Outbreaks of pertussis affected health plan members in 2010 and 2014, producing 1207 pertussis cases among more than 279,000 eligible adolescents. During the 2010 epidemic, the age of peak pertussis incidence was 10-11 years. During the 2014 epidemic, the age of peak pertussis incidence was 15 years. The calculated vaccine effectiveness was 68.8% (95% confidence interval, 59.7%-75.9%) during year 1. During year 2, the vaccine effectiveness was 56.9%, declining to 25.2% during year 3. For year 4 and beyond, the vaccine effectiveness was only 8.9%. The 95% confidence intervals for years 1 and 2 overlap slightly, as do the confidence intervals for years 2 and 3, and likewise for years 3 and 4. However, the confidence intervals for year 1 and year 2 do not overlap with those of year 4 and beyond, demonstrating a statistically significant decline, as well as the marked clinical decline in vaccine effectiveness. The investigators concluded that Tdap provides only moderate protection in the first year after vaccination, and that effectiveness wanes rapidly thereafter at a loss of approximately 35% annually. They questioned whether routine administration of Tdap will be effective given the relatively short effectiveness of the vaccine unless it is administered in anticipation of outbreaks.
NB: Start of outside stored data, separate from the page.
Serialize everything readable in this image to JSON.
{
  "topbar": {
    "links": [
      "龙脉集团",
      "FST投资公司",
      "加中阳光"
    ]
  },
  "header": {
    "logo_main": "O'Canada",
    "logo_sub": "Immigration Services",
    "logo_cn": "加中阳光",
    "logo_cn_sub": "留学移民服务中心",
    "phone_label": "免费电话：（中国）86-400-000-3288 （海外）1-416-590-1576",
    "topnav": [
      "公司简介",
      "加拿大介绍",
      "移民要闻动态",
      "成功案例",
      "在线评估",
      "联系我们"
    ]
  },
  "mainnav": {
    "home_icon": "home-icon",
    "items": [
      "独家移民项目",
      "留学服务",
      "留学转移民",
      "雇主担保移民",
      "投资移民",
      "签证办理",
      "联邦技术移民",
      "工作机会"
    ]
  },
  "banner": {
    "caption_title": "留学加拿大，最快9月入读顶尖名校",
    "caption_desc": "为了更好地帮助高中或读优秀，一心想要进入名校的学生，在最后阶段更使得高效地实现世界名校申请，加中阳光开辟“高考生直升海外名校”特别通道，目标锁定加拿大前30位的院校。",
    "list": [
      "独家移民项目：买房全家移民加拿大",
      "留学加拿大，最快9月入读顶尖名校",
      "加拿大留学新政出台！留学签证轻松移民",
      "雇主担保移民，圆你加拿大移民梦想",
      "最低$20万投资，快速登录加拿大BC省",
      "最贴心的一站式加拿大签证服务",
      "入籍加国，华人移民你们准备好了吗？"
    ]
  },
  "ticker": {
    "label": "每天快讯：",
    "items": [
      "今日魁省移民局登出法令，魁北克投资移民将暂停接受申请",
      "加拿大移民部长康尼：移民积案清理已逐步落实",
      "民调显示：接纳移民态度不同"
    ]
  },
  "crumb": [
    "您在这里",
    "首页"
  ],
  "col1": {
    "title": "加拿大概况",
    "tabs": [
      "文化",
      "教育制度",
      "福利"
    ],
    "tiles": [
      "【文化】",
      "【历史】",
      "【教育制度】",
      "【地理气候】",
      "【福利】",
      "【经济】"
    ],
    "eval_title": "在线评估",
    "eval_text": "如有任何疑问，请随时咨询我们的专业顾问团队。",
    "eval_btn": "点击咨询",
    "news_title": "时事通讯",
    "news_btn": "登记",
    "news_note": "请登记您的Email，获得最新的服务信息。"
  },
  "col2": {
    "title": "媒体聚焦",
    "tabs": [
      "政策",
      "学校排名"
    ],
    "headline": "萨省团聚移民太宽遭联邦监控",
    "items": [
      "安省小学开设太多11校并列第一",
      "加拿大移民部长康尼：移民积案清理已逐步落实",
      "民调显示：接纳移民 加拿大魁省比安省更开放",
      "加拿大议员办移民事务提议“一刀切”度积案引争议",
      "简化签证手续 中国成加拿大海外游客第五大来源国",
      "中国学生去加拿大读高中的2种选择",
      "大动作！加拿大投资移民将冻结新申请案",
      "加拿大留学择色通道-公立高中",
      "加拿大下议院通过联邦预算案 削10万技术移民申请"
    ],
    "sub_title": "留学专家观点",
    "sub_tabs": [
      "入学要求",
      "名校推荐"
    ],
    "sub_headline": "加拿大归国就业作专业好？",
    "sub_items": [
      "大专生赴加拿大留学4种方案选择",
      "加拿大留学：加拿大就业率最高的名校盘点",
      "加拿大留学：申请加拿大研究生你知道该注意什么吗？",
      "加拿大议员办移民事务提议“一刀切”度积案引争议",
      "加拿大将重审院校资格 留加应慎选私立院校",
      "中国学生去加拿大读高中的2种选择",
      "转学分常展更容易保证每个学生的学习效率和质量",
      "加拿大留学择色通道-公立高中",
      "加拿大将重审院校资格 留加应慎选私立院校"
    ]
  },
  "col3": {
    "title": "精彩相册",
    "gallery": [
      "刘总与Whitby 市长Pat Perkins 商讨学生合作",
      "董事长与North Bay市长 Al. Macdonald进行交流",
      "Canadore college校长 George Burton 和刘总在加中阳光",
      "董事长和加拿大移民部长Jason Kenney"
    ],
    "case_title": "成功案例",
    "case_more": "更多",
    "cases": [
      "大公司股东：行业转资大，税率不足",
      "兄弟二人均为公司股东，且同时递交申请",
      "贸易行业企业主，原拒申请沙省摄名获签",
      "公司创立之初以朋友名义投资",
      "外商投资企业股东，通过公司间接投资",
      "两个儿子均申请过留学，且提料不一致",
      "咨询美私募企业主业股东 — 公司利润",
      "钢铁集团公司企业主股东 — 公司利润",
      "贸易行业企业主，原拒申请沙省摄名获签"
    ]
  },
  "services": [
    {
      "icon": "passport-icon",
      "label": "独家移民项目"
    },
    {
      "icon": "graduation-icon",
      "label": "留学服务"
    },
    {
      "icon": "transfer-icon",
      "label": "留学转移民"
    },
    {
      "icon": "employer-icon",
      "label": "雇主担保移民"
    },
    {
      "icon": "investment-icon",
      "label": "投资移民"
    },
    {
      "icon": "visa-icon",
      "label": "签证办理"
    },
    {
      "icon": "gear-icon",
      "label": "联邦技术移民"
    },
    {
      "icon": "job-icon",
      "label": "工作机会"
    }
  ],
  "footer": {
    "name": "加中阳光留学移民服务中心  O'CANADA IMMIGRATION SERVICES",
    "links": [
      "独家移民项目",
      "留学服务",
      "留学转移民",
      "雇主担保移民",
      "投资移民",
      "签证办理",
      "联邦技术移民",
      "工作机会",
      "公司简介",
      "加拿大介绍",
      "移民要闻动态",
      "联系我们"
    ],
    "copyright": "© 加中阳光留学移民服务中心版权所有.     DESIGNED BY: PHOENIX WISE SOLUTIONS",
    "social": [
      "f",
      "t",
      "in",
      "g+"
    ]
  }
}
A strength of this longitudinal cohort study was the ability to assess all of the medical care received by health plan members over the course of study. The occurrence of two epidemics of pertussis allowed the investigators to calculate and identify changes in pertussis vaccine effectiveness. The cohort studied was among the first to have received only acellular pertussis vaccines during their preschool vaccinations, and the ages of teens who experienced the highest incidence of pertussis in each of the outbreaks (10 years in 2010 and 15 years in 2015) corresponded very closely to the aging of the acellular-only cohort. The investigators acknowledged that it is difficult to ascertain the relative contribution of vaccine type to the increased rate of pertussis infection—whether it was the acellular vaccines in the primary series or the Tdap booster—but they are very concerned that future outbreaks will occur among older individuals as the acellular-only cohort ages further and becomes more susceptible owing to waning effectiveness of acellular vaccines in general. This concern must be counterbalanced with the very real reasons why we moved away from whole-cell pertussis vaccine—primarily vaccine side effects in the first week after vaccination. These data suggest that the epidemiology of pertussis outbreaks needs to be continually followed to ascertain whether the current vaccination approach is adequate.